In the present study, in both 6 and 12 months, adipose marrow was observed closest to the fusion zone. Both cranially and caudally of the fusion zone hematopoietic marrow was seen intruding the fusion zone after adipose marrow. This is in line with previous studies in which red (hematopoietic) marrow was found in later stages, indicating that red marrow is related to a more mature bone type [11, 30]. This is an interesting finding, because adipose marrow is generally found in older persons, whereas, hematopoietic marrow is rather related to bone formation and growth. This study consistently shows a role for adipose bone marrow in the fusion process. The ability to discriminate between red and yellow marrow with MRI also has practical implications, as Lang et al. [14] found that the signal intensity of bone marrow might be related to functional stability of a fused segment.

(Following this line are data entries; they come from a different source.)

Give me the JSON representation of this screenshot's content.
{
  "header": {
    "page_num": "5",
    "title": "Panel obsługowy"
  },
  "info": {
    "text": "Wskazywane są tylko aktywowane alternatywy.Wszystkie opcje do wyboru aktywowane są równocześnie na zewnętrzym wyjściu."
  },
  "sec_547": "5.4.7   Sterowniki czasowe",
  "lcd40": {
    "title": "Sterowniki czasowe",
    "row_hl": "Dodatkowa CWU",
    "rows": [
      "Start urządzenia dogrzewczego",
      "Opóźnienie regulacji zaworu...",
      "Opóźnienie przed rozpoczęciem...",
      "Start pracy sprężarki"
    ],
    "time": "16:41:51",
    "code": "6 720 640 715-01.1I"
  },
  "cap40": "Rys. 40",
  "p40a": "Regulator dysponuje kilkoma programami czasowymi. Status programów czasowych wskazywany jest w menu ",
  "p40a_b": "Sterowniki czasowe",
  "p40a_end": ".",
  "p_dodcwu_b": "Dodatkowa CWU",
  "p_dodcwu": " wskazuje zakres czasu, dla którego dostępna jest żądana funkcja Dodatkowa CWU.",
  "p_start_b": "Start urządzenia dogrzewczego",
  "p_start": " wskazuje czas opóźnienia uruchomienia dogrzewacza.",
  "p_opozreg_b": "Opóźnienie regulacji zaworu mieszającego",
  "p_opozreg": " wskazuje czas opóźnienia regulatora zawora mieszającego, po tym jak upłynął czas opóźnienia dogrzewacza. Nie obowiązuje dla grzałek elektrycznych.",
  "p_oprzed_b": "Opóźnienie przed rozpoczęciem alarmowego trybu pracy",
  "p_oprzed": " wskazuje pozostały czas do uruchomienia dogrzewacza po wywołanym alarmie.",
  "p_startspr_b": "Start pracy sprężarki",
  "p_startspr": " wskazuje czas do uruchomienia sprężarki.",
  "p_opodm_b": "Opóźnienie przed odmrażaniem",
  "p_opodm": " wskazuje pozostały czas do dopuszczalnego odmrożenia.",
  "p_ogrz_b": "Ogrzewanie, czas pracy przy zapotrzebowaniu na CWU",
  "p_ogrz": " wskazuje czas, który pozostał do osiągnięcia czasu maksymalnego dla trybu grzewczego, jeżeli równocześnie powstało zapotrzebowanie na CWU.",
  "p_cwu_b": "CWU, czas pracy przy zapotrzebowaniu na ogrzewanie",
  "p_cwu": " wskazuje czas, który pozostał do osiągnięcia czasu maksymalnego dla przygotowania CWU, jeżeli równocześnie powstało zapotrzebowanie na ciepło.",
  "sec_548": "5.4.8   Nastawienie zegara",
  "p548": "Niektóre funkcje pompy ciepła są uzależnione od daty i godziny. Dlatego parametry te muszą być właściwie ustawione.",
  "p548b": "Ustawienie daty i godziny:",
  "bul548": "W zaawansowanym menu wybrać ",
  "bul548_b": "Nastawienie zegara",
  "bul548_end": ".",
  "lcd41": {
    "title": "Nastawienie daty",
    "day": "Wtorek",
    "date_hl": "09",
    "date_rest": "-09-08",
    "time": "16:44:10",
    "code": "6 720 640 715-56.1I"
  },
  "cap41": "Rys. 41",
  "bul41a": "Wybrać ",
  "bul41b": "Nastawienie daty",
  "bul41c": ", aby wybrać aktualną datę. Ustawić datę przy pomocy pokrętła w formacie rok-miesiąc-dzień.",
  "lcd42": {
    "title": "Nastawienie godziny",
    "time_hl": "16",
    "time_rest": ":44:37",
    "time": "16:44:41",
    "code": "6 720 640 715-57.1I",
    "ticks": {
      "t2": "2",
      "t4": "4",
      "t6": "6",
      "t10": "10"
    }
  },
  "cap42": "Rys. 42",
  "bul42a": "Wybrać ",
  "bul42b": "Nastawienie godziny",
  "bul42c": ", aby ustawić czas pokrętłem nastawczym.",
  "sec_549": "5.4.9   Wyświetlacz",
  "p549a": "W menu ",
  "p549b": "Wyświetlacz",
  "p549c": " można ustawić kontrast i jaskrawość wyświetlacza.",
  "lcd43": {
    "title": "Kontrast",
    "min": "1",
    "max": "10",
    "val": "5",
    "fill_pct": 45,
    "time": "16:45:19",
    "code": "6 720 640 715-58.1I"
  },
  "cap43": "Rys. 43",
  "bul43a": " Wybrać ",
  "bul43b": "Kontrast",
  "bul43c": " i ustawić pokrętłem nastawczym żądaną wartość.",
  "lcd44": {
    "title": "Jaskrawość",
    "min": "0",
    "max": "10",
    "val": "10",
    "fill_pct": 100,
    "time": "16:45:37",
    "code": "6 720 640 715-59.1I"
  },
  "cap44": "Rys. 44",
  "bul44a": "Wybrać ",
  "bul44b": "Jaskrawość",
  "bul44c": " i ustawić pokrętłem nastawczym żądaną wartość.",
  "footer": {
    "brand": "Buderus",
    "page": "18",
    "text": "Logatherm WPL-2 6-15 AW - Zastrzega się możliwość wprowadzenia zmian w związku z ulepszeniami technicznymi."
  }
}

With respect to future clinical application two methodological aspects of this study need to be addressed. First, the use of a high field MR scanner (6.3 T) and second the use of an internal reference (fibrous tissue) for signal intensities. The high-field MR scanner was used to obtain high-resolution MR images, which resulted in images of very high quality. Because of its small bore size the present scanner is obviously not suitable in a clinical setting. Furthermore, the current scanning times are too long for clinical application. However, high resolution imaging of bone and cartilage becomes readily available in a clinical setting, with the development of high (3 and 7 T) MR scanners and the development of new and faster MR sequences [23]. The signal intensity of fibrous tissue was used as reference because the absolute pixel intensities in the images varied between MRI measurements. Although the use of an external “standard”, e.g., a tube containing water, is preferable, the stable proportions of the different tissues justified the use of this internal “standard”. In future (pre) clinical research an external standard will be used.

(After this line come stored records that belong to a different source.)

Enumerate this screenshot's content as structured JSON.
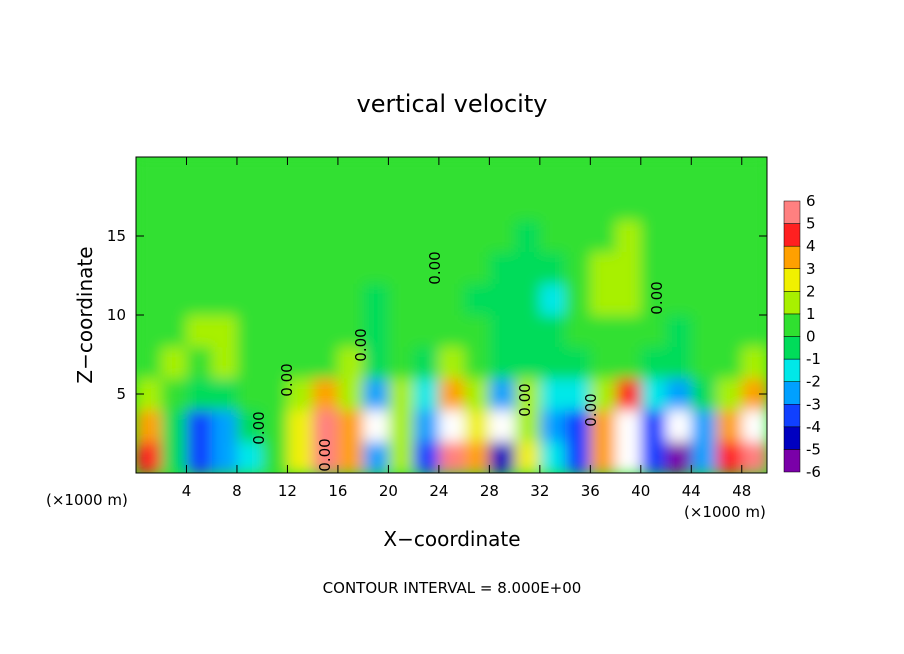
{
  "chart_data": {
    "type": "contourf",
    "title": "vertical velocity",
    "x_label": "X−coordinate",
    "y_label": "Z−coordinate",
    "x_unit_label": "(×1000 m)",
    "x_unit_label_right": "(×1000 m)",
    "annotation": "CONTOUR INTERVAL = 8.000E+00",
    "xlim": [
      0,
      50
    ],
    "ylim": [
      0,
      20
    ],
    "xticks": [
      4,
      8,
      12,
      16,
      20,
      24,
      28,
      32,
      36,
      40,
      44,
      48
    ],
    "yticks": [
      5,
      10,
      15
    ],
    "x": [
      1,
      3,
      5,
      7,
      9,
      11,
      13,
      15,
      17,
      19,
      21,
      23,
      25,
      27,
      29,
      31,
      33,
      35,
      37,
      39,
      41,
      43,
      45,
      47,
      49
    ],
    "y": [
      1,
      3,
      5,
      7,
      9,
      11,
      13,
      15,
      17,
      19
    ],
    "z": [
      [
        4,
        -1,
        -4,
        -3,
        -2,
        0,
        2,
        6,
        3,
        -3,
        1,
        -4,
        6,
        3,
        -5,
        2,
        -2,
        -4,
        3,
        7,
        -4,
        -6,
        -3,
        4,
        6
      ],
      [
        3,
        -1,
        -4,
        -3,
        -1,
        0,
        2,
        5,
        3,
        -7,
        1,
        -3,
        7,
        2,
        -7,
        1,
        -3,
        -4,
        3,
        8,
        -4,
        -7,
        -3,
        3,
        7
      ],
      [
        1,
        0,
        -1,
        -1,
        0,
        0,
        1,
        3,
        1,
        -3,
        1,
        -2,
        3,
        1,
        -3,
        1,
        -2,
        -2,
        1,
        4,
        -2,
        -3,
        -1,
        1,
        3
      ],
      [
        0,
        1,
        0,
        1,
        0,
        0,
        0,
        0,
        1,
        -1,
        0,
        -1,
        1,
        0,
        -1,
        -1,
        -1,
        -1,
        0,
        0,
        -1,
        -1,
        0,
        0,
        1
      ],
      [
        0,
        0,
        1,
        1,
        0,
        0,
        0,
        0,
        0,
        -1,
        0,
        0,
        0,
        0,
        -1,
        -1,
        -1,
        0,
        0,
        0,
        0,
        -1,
        0,
        0,
        0
      ],
      [
        0,
        0,
        0,
        0,
        0,
        0,
        0,
        0,
        0,
        -1,
        0,
        0,
        0,
        -1,
        -1,
        -1,
        -2,
        0,
        1,
        1,
        0,
        0,
        0,
        0,
        0
      ],
      [
        0,
        0,
        0,
        0,
        0,
        0,
        0,
        0,
        0,
        0,
        0,
        0,
        0,
        0,
        -1,
        -1,
        -1,
        0,
        1,
        1,
        0,
        0,
        0,
        0,
        0
      ],
      [
        0,
        0,
        0,
        0,
        0,
        0,
        0,
        0,
        0,
        0,
        0,
        0,
        0,
        0,
        0,
        -1,
        0,
        0,
        0,
        1,
        0,
        0,
        0,
        0,
        0
      ],
      [
        0,
        0,
        0,
        0,
        0,
        0,
        0,
        0,
        0,
        0,
        0,
        0,
        0,
        0,
        0,
        0,
        0,
        0,
        0,
        0,
        0,
        0,
        0,
        0,
        0
      ],
      [
        0,
        0,
        0,
        0,
        0,
        0,
        0,
        0,
        0,
        0,
        0,
        0,
        0,
        0,
        0,
        0,
        0,
        0,
        0,
        0,
        0,
        0,
        0,
        0,
        0
      ]
    ],
    "levels": [
      -6,
      -5,
      -4,
      -3,
      -2,
      -1,
      0,
      1,
      2,
      3,
      4,
      5,
      6
    ],
    "colors": [
      "#7a00a8",
      "#0000c0",
      "#1040ff",
      "#00a0ff",
      "#00e8e8",
      "#00dc5a",
      "#30e030",
      "#a8f000",
      "#f0f000",
      "#ffa000",
      "#ff2020",
      "#ff8080"
    ],
    "out_of_range_color": "#ffffff",
    "contour_labels": [
      "0.00",
      "0.00",
      "0.00",
      "0.00",
      "0.00",
      "0.00",
      "0.00",
      "0.00"
    ]
  }
}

In the present model a standardized endplate perforation was used. Polylactic acid implants degrade over time mostly by bulk hydrolysis which produces lactic acid. Transportation of this waste product is essential since accumulation will lead to autocatalysis of the implant and bone resorption. To our opinion, opening of the endplates is not only essential for removal of lactic acid but also for the supply of osteogenic cells. A disadvantage of endplate perforation could be subsidence of the segment. A recent RSA study in the same model has shown that both bioresorbable and the titanium control cages induce less than 1.5 mm of segment subsidence after 12 months [13], which is largely or completely due to settling of the cage. Complete perforation of the endplates may not be necessary and could lead to subsidence in combination with stiff and sharp implants. However, we feel that endplate preparation with formation of bleeding subchondral bone is vital when using polylactic acid interbody fusion devices.

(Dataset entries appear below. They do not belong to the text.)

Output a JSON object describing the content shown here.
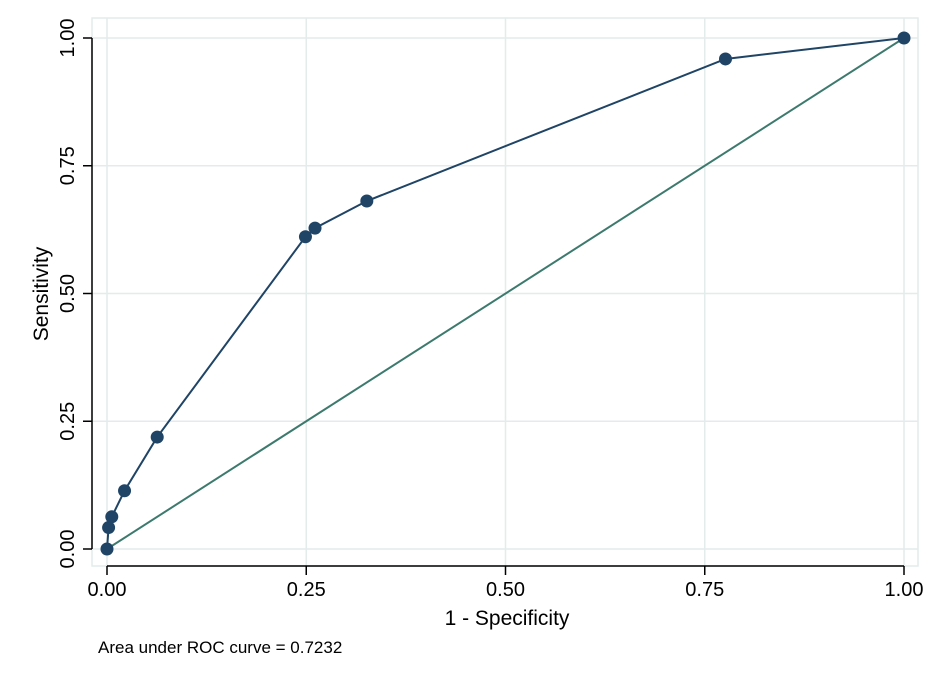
{
  "chart_data": {
    "type": "line",
    "title": "",
    "xlabel": "1 - Specificity",
    "ylabel": "Sensitivity",
    "xlim": [
      0,
      1
    ],
    "ylim": [
      0,
      1
    ],
    "x_ticks": [
      0,
      0.25,
      0.5,
      0.75,
      1
    ],
    "y_ticks": [
      0,
      0.25,
      0.5,
      0.75,
      1
    ],
    "x_tick_labels": [
      "0.00",
      "0.25",
      "0.50",
      "0.75",
      "1.00"
    ],
    "y_tick_labels": [
      "0.00",
      "0.25",
      "0.50",
      "0.75",
      "1.00"
    ],
    "grid": true,
    "note": "Area under ROC curve = 0.7232",
    "colors": {
      "roc": "#1f4466",
      "reference": "#3d7a6e",
      "grid": "#e3ebeb"
    },
    "series": [
      {
        "x": [
          0,
          0.002,
          0.006,
          0.022,
          0.063,
          0.249,
          0.261,
          0.326,
          0.776,
          1.0
        ],
        "y": [
          0,
          0.042,
          0.063,
          0.114,
          0.219,
          0.611,
          0.628,
          0.681,
          0.959,
          1.0
        ]
      }
    ],
    "reference_line": {
      "x": [
        0,
        1
      ],
      "y": [
        0,
        1
      ]
    }
  }
}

In contrast to CT and X-ray, micro-MRI can differentiate between different kinds of soft tissue as well as bone and implant material in our model, using non-metallic cages. The present study demonstrates that there is a clear correlation between micro-MRI signal intensities and the corresponding histological tissues. Our data further show that micro-MRI could be used to analyze the process involved in spinal fusion on tissue level. Moreover, micro-MRI can be used to monitor the process of degradation of bioresorbable cage material. MRI could play a major role in preclinical development of bioresorbable and other non-metallic implants. Furthermore, the increasing availability of clinical high resolution MR scanners supports a clinical application of this method in the near future. In conclusion, micro-MRI could be a valuable tool to monitor and evaluate early bone healing for both research purposes and future clinical decision making.